Ableism: A Potent Force Impeding Full Citizenship?
Ableism: A Potent Force Impeding Full Citizenship?
Tuesday, 8 July 2025
Location: SJES008 (Faculty of Legal, Economic, and Social Sciences (JES))
Distributed Paper
Ableism – largely unseen and unquestioned – plays a significant role in the structure and functioning of society in Aotearoa New Zealand, as elsewhere. People whose bodies fit an ‘ablebodied’ norm are situated as ideal (and are thus privileged) while ‘disabled’ bodies are deemed deviant (and problematised and marginalised). This is true across not just education and employment pathways, but results in significant effects on participation parity across all life domains, denying many disabled people full citizenship, human rights and justice.

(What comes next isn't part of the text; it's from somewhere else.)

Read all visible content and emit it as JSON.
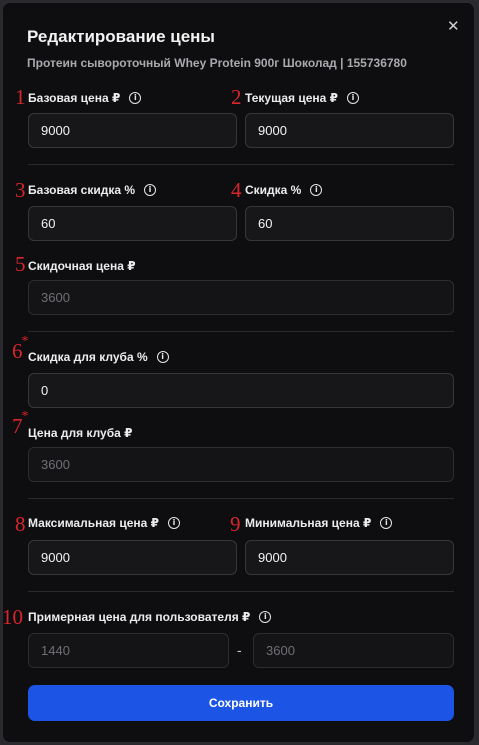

In Aotearoa New Zealand - despite decades of rights-based rhetoric - disabled people continue to be marginalised. A clear and critical focus is required to surface ableist attitudes and practices and avoid reproducing exclusionary ableist systems and structures. Our latest empirical research has focused on revealing ableist beliefs in the employment, health, leisure and culture sectors; provoking self-reflection and employing creative strategies to tackle ableism and help ensure a non-ableist future.
In this presentation, we discuss deep-seated ableist attitudes and practices revealed in research with participants from across all sectors and our creative dissemination of these findings to date.